Monday, May 17, 2010

Sans dieu ni maître

Dans Gods and Monsters (1998), on voyait un très vieux monsieur, interprété par Ian McKellen (dandy devant l'Éternel), se déclarer le père de Frankenstein. C'était vrai : James Whale, légende de l'Hollywood d'or des années 30, a dirigé les deux premiers (les deux seuls, selon lui) volets de la série : Frankenstein (1931) et The Bride of Frankenstein (1935) ; en revanche il n'a pas fini sa vie sénile et nymphomane comme on le voit dans Gods and Monsters, où Brendan Fraser fait les frais de son appétit sexuel proche de la psychose. En réalité, il est mort en 1957, et sans doute rien n'indiquait qu'on pouvait imaginer l'avenir de cette personne réelle sous les traits de ce vieillard à moitié fou, illuminé par son génie et perclus dans sa solitude.
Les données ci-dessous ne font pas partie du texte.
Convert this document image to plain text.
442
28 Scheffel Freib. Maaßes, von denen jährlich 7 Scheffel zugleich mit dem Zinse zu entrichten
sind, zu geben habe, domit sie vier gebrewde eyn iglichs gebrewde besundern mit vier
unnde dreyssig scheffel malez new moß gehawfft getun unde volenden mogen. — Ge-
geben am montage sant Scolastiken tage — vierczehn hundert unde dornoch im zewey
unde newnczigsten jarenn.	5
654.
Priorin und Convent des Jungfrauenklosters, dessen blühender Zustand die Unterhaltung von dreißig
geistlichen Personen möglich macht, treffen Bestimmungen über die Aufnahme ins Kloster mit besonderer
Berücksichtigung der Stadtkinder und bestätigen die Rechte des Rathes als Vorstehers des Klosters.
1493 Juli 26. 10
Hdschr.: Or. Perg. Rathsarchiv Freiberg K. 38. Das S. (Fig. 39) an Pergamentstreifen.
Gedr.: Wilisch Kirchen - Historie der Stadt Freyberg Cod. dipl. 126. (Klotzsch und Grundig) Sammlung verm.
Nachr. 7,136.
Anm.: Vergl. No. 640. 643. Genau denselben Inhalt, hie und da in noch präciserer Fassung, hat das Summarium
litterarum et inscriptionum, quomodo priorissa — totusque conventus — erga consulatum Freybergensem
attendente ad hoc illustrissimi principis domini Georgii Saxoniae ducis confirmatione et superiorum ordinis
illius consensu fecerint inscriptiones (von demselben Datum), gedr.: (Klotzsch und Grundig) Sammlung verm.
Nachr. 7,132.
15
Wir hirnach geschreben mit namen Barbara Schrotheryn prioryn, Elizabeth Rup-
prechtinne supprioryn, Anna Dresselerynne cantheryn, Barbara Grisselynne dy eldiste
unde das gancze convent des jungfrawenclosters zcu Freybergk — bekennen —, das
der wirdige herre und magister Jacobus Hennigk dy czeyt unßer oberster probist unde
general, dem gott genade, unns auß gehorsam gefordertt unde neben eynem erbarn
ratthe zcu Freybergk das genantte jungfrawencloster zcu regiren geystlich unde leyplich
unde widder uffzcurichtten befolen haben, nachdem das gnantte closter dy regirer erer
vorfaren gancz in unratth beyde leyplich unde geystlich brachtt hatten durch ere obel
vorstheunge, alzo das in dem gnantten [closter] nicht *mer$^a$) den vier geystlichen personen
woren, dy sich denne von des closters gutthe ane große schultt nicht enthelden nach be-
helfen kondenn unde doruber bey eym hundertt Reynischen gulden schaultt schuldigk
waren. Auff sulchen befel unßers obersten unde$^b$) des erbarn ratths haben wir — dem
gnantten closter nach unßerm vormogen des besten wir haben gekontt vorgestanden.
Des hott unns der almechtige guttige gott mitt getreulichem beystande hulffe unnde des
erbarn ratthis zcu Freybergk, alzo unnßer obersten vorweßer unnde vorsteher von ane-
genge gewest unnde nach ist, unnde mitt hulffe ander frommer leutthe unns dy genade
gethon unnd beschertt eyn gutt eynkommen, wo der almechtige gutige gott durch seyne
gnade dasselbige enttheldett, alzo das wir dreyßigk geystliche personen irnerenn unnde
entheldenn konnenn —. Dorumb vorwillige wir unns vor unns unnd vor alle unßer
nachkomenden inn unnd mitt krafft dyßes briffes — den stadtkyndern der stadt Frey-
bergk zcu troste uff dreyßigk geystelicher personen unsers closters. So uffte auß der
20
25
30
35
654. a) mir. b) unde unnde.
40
Les scénaristes de Gods and Monsters ont donc de l'imagination, mais pas seulement : ils ont aussi le respect des références du passé. Car un tel film n'existe évidemment qu'en hommage, pour célébrer ou ranimer la mémoire de Frankenstein ; Frankenstein, incarnation parfaite du monstre, demi-dieu détraqué et miraculeux, mélange de personne humaine et de désir d'inertie. La force de Frankenstein, c'est son désespoir : plus qu'un zombie, il souffre d'avoir été tiré de son sommeil primordial. Il n'a aucune force pour exister, et sa force ainsi ne sert qu'à détruire. De la même façon, le croupissant James Whale de Gods and Monsters ne désire rien tant que violer une dernière fois la beauté qu'il voit autour de lui ; mais juste derrière ce désir-là se trouve son envie de mourir. La frustration homosexuelle d'un vieillard, thème que l'on peut considérer comme absolument nouveau au cinéma, se dispute donc l'enjeu du film avec le désespoir de vivre, thème au contraire vieux comme le monde. C'est cette contradiction, cette monstruosité d'intentions qui donne à son film sa structure, sa progression et son intérêt.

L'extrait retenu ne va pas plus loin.